Toda gente
Sou como toda gente, como todo sujeito da psicanálise, um bicho
feroz e solitário em busca do delicado da vida. Intérprete
do que vejo, sinto e vivo, transformo em coisas palpáveis aquilo
que não passa de fugacidade: sensações, associações,
idéias, desejos e lembranças. Sobretudo, transformo em
busca cotidiana a saudade da sensação una com o colo de
minha mãe, ninho de aquecimento e alimento, onde nenhum esforço
se fazia necessário para que fosse possível viver e crescer
feliz.
É dessa saudade que brotam as escolhas posteriores que se traduzem
em crescimento, amadurecimento e no amor, e seus opostos. É nessa
saudade da idéia de um bem-estar possível nesta vida que
se inscreve aquilo que nos habilita como seres da comunicação
e da linguagem. Aprendemos a estabelecer associações entre
signos e sensações, entre símbolos e objetos, para
que possamos tentar traduzir aquilo que nos falta, aquilo que desejamos
e aqueles que, com seu carinho e cuidado, amenizam a nossa solidão.
Somos seres da linguagem porque somos uma saudade, e tentamos traduzir
o que isso possa significar, vida afora. A linguagem nos permite uma
expiação: acredita-se que aquilo que se diz, que se vê,
que se vive tenha algo de concreto quando, na verdade, é tudo
uma simples questão de associação de signos e de
uma convenção entre os homens. Quando deixamos de ser
macacos e passamos a Homo habilis, aqueles que passaram a manejar ferramentas,
passamos a combinar que isto se chamaria uma pedra, que aquilo seria
o mar salgado e que isto aqui se chamariam mãos, para que pudéssemos
ter alguma chance de sobrevivência.

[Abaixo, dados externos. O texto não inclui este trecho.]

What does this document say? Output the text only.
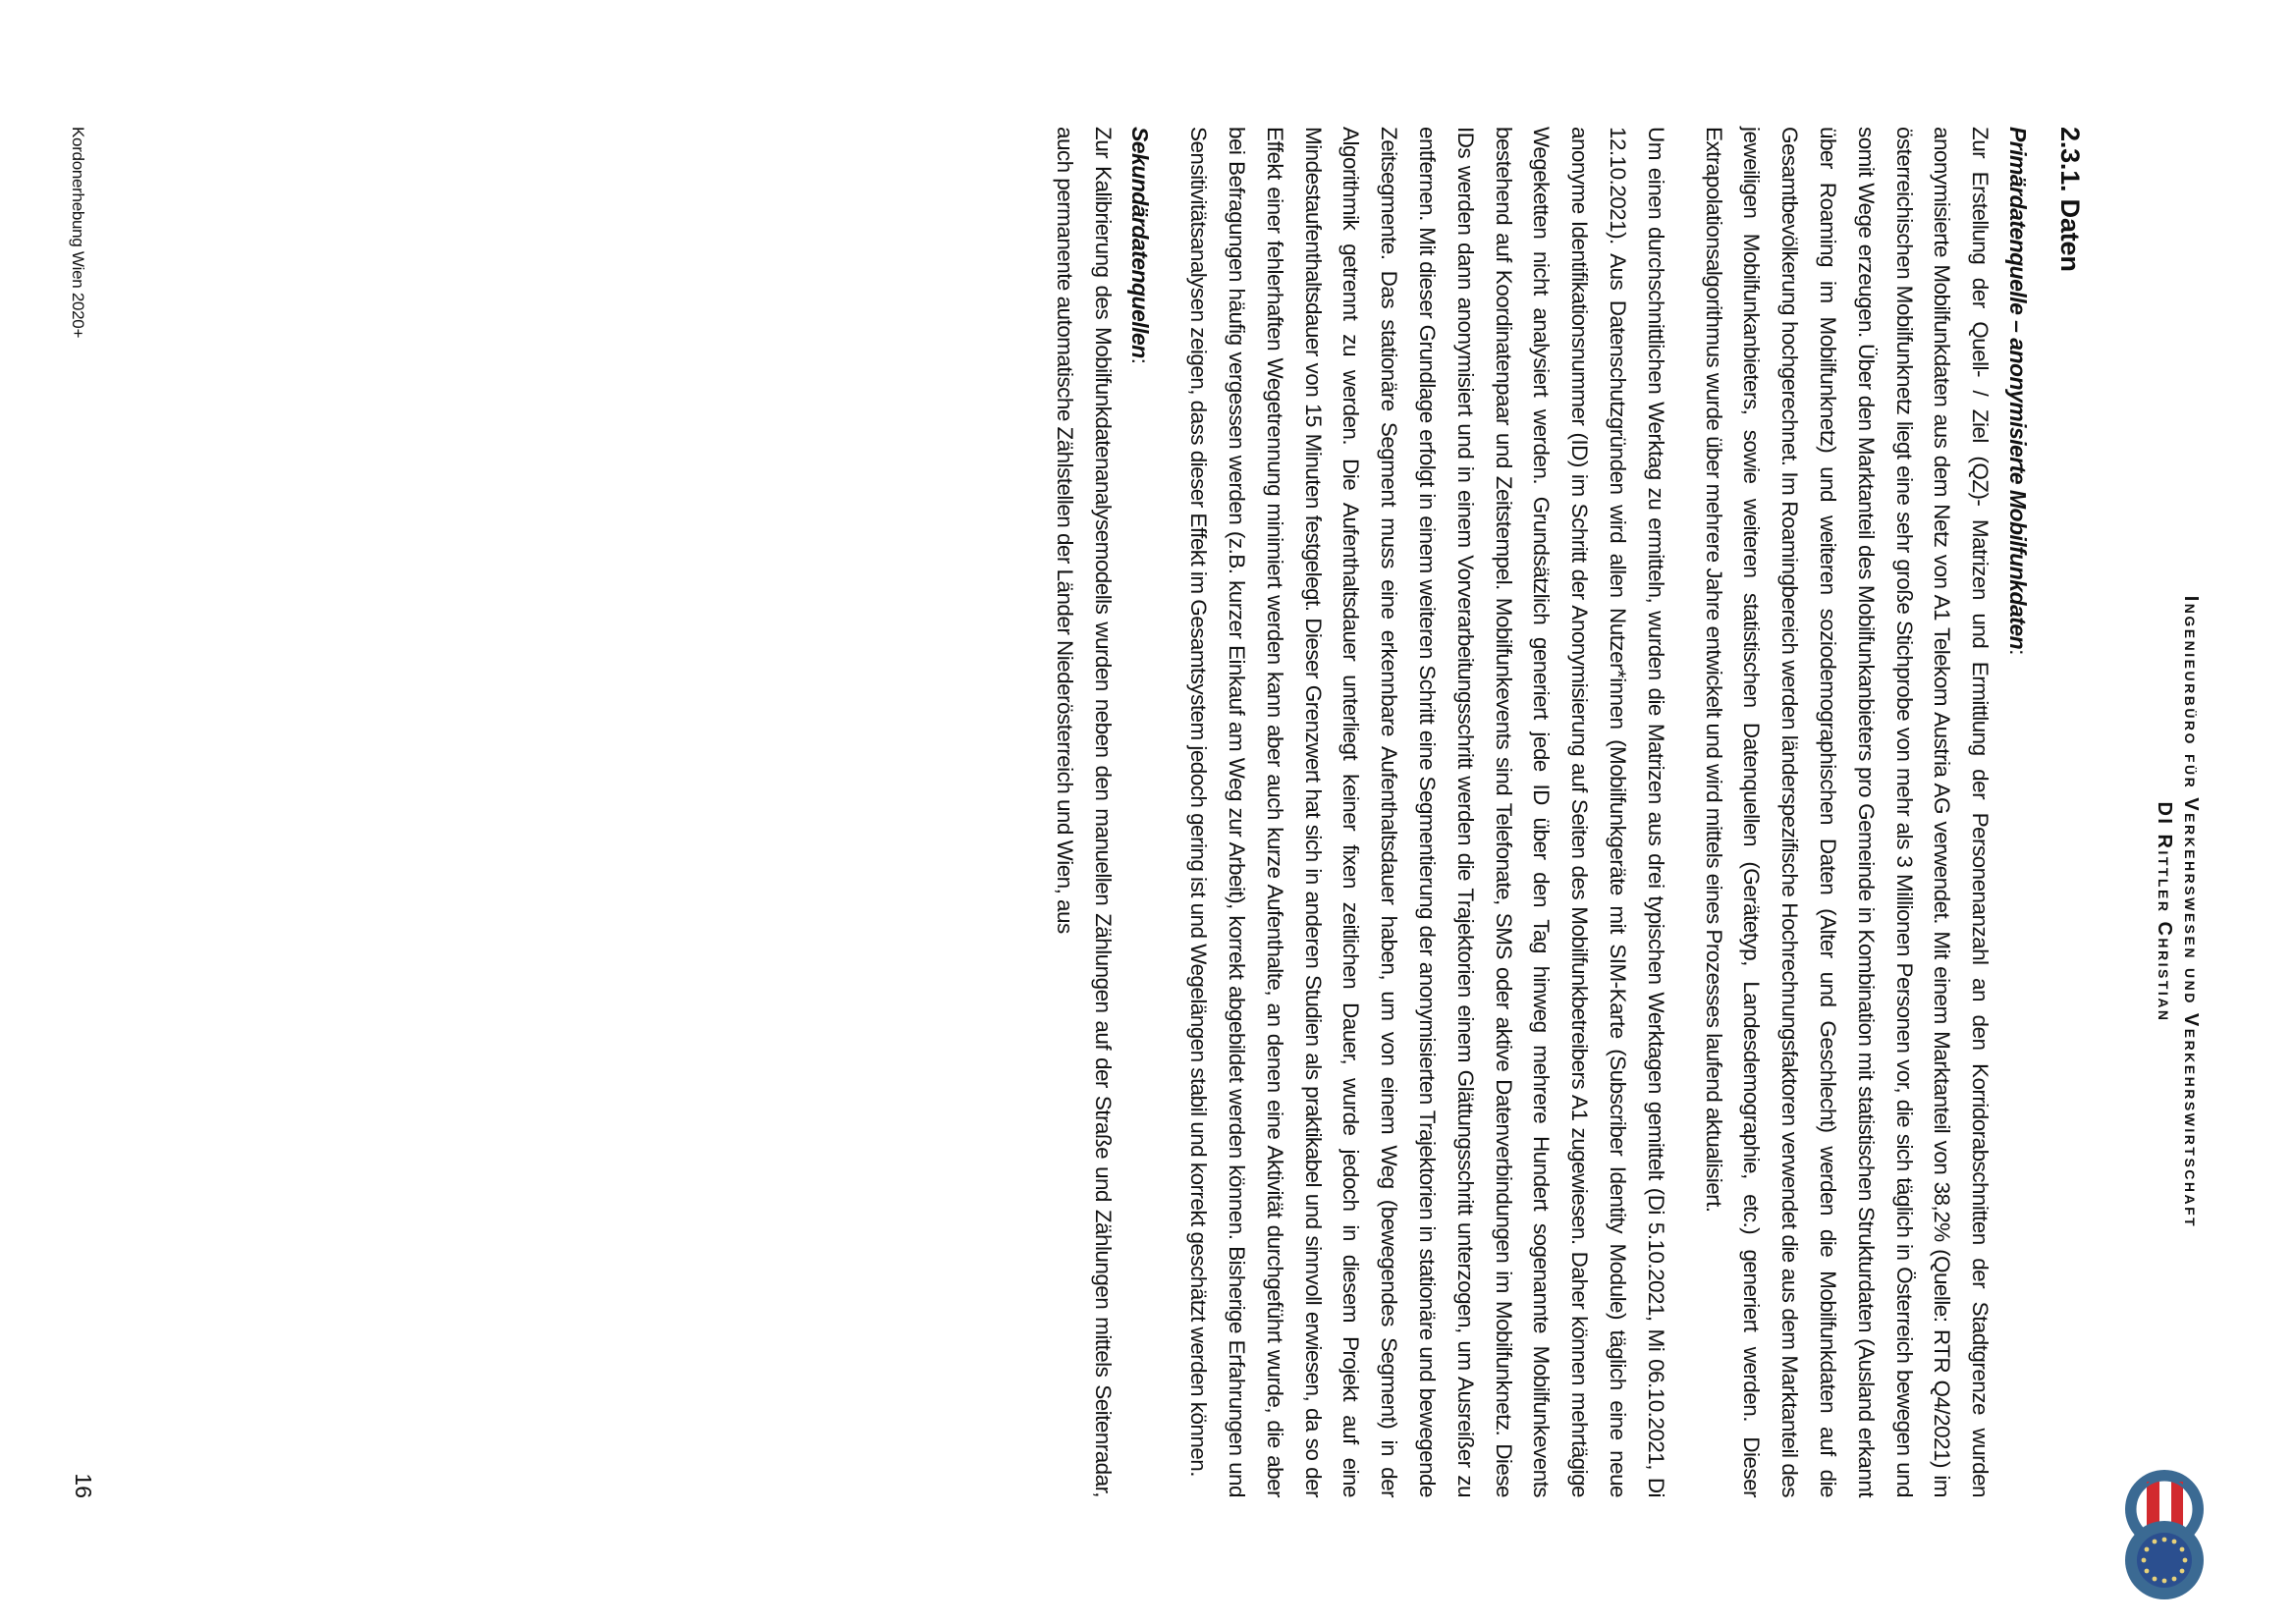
Ingenieurbüro für Verkehrswesen und Verkehrswirtschaft
DI Rittler Christian
2.3.1. Daten
Primärdatenquelle – anonymisierte Mobilfunkdaten:

Zur Erstellung der Quell- / Ziel (QZ)- Matrizen und Ermittlung der Personenanzahl an den Korridorabschnitten der Stadtgrenze wurden anonymisierte Mobilfunkdaten aus dem Netz von A1 Telekom Austria AG verwendet. Mit einem Marktanteil von 38,2% (Quelle: RTR Q4/2021) im österreichischen Mobilfunknetz liegt eine sehr große Stichprobe von mehr als 3 Millionen Personen vor, die sich täglich in Österreich bewegen und somit Wege erzeugen. Über den Marktanteil des Mobilfunkanbieters pro Gemeinde in Kombination mit statistischen Strukturdaten (Ausland erkannt über Roaming im Mobilfunknetz) und weiteren soziodemographischen Daten (Alter und Geschlecht) werden die Mobilfunkdaten auf die Gesamtbevölkerung hochgerechnet. Im Roamingbereich werden länderspezifische Hochrechnungsfaktoren verwendet die aus dem Marktanteil des jeweiligen Mobilfunkanbieters, sowie weiteren statistischen Datenquellen (Gerätetyp, Landesdemographie, etc.) generiert werden. Dieser Extrapolationsalgorithmus wurde über mehrere Jahre entwickelt und wird mittels eines Prozesses laufend aktualisiert.

Um einen durchschnittlichen Werktag zu ermitteln, wurden die Matrizen aus drei typischen Werktagen gemittelt (Di 5.10.2021, Mi 06.10.2021, Di 12.10.2021). Aus Datenschutzgründen wird allen Nutzer*innen (Mobilfunkgeräte mit SIM-Karte (Subscriber Identity Module) täglich eine neue anonyme Identifikationsnummer (ID) im Schritt der Anonymisierung auf Seiten des Mobilfunkbetreibers A1 zugewiesen. Daher können mehrtägige Wegeketten nicht analysiert werden. Grundsätzlich generiert jede ID über den Tag hinweg mehrere Hundert sogenannte Mobilfunkevents bestehend auf Koordinatenpaar und Zeitstempel. Mobilfunkevents sind Telefonate, SMS oder aktive Datenverbindungen im Mobilfunknetz. Diese IDs werden dann anonymisiert und in einem Vorverarbeitungsschritt werden die Trajektorien einem Glättungsschritt unterzogen, um Ausreißer zu entfernen. Mit dieser Grundlage erfolgt in einem weiteren Schritt eine Segmentierung der anonymisierten Trajektorien in stationäre und bewegende Zeitsegmente. Das stationäre Segment muss eine erkennbare Aufenthaltsdauer haben, um von einem Weg (bewegendes Segment) in der Algorithmik getrennt zu werden. Die Aufenthaltsdauer unterliegt keiner fixen zeitlichen Dauer, wurde jedoch in diesem Projekt auf eine Mindestaufenthaltsdauer von 15 Minuten festgelegt. Dieser Grenzwert hat sich in anderen Studien als praktikabel und sinnvoll erwiesen, da so der Effekt einer fehlerhaften Wegetrennung minimiert werden kann aber auch kurze Aufenthalte, an denen eine Aktivität durchgeführt wurde, die aber bei Befragungen häufig vergessen werden (z.B. kurzer Einkauf am Weg zur Arbeit), korrekt abgebildet werden können. Bisherige Erfahrungen und Sensitivitätsanalysen zeigen, dass dieser Effekt im Gesamtsystem jedoch gering ist und Wegelängen stabil und korrekt geschätzt werden können.

Sekundärdatenquellen:

Zur Kalibrierung des Mobilfunkdatenanalysemodells wurden neben den manuellen Zählungen auf der Straße und Zählungen mittels Seitenradar, auch permanente automatische Zählstellen der Länder Niederösterreich und Wien, aus

Kordonerhebung Wien 2020+
16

Como se sabe, os ossos do
seu crânio indicam que o Homo habilis podia desenvolver uma fala
rudimentar, o que demonstra que já fazia associações
livres.
E tivemos essa chance, única e exclusivamente como espécie
em que passou a reinar uma ordem pré-estabelecida. Desta forma,
as convenções foram a base de tudo o que é social:
as leis, as possibilidades, as interdições, as linguagens,
as sociedades, as culturas. Nós, humanos, somos a relação
que temos com os nossos significantes, aquela parte do signo que diz
respeito à imagem acústica de um fonema, ou seja, àquilo
que convencionamos chamar de pedra, de mar ou de mãos. Ou, para
ficar mais claro, àquilo que se convencionou chamar de certo,
de errado, de permissão, de proibição, de amor,
de desamor, de sucesso, de felicidade, e assim ad infinitum.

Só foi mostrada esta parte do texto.